悪魔の選択『悪魔の選択』 (The Devil's Alternative)
著者 フレデリック・フォーサイス (Frederick Forsyth)
訳者 篠原慎
角川書店


 選択の余地が極度に少なく、どの途を選んでも大きな痛みを伴う ・・・ こうした状況をファーム (諜報機関) では「悪魔の選択」という。

 強大な力を持った超大国ソ連 (ソヴィエト社会主義共和国連邦) が存在していた 1982 年、世界各国は東西両陣営に組み込まれ、強固な冷戦構造が確立していた。

 外部から見る限りソビエトは一枚岩の強固さを保っているが、その実ふたつのアキレス腱をかかえていた。 ひとつは 2 億 5 千万の人民に与える食糧問題と、もうひとつは全人民の半数以上を占める非ロシア人の民族問題である。

 この年、ふたつのアキレス腱が同時にソビエト共産党書記長マクシム・ルージンに襲いかかろうとしていた。
 異常ともいえる天候不良と農業政策の不手際で、ソビエト国内は農産物の大幅な減収が予測され飢饉が迫っていた。 クレムリン内部には、西側の援助と引き換えに屈辱的な譲歩を迫られることを嫌って、軍事力に訴えて食糧、消費物資、先端技術までをも奪取しようと画策する、反ルージン派の動きがあった。
 ルージンがその地位にあるのはその狡猾さの故であるが、数十万の死が見込まれる軍事力の行使には躊躇するものがあった。

 同じ頃、イギリス系ウクライナ人アンドルー・ドレークは、積年の恨みとウクライナ独立のために活動を開始する。 千載一遇のチャンスを掴んだドレークはソ連に潜入し、ユダヤ系ウクライナ人の仲間二人に KGB 議長の暗殺を実行させる。 暗殺に成功した彼らは、KGB 議長暗殺とソビエト帝国の圧制を全世界に公表すべく、イスラエルへ向けて脱出を図る。

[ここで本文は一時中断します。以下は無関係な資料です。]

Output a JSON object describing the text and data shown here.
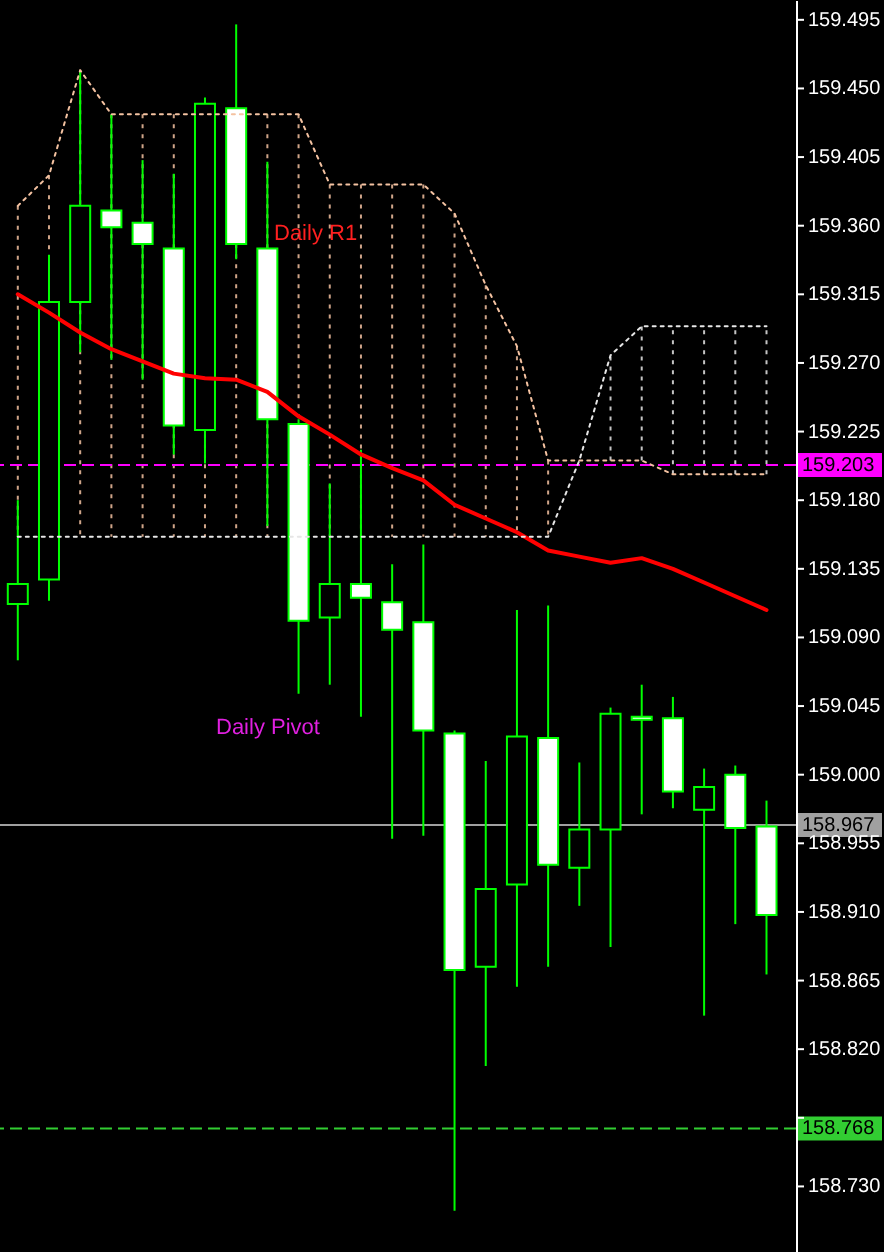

 KGB 議長暗殺を知った反ルージン派は、この事実と暗殺犯を取り逃がしたことを利用して権力掌握に動き始めた。 ルージンは際どい権力闘争と、迫り来る飢饉に対処しなければならなかった。

 一方、偵察衛星とエージェントからの情報で、ソビエトの食糧危機を掴んでいたアメリカであったが、思わぬところからクレムリン内部の軍事行動計画の存在を知ることとなった。 食料を戦略物資として有利な交渉を目論んでいたホワイトハウスは対応に苦慮する。

 そんな時 KGB 議長暗殺犯の二人が、逃走用にハイジャックした飛行機でのアクシデントで西ベルリン当局に拘束された。
 何としても二人をイスラエルに入国させねばならない ・・・ 二人の証言を引き金にウクライナの独立を目指していたアンドルー・ドレークは、事態の打開に次の手を打った。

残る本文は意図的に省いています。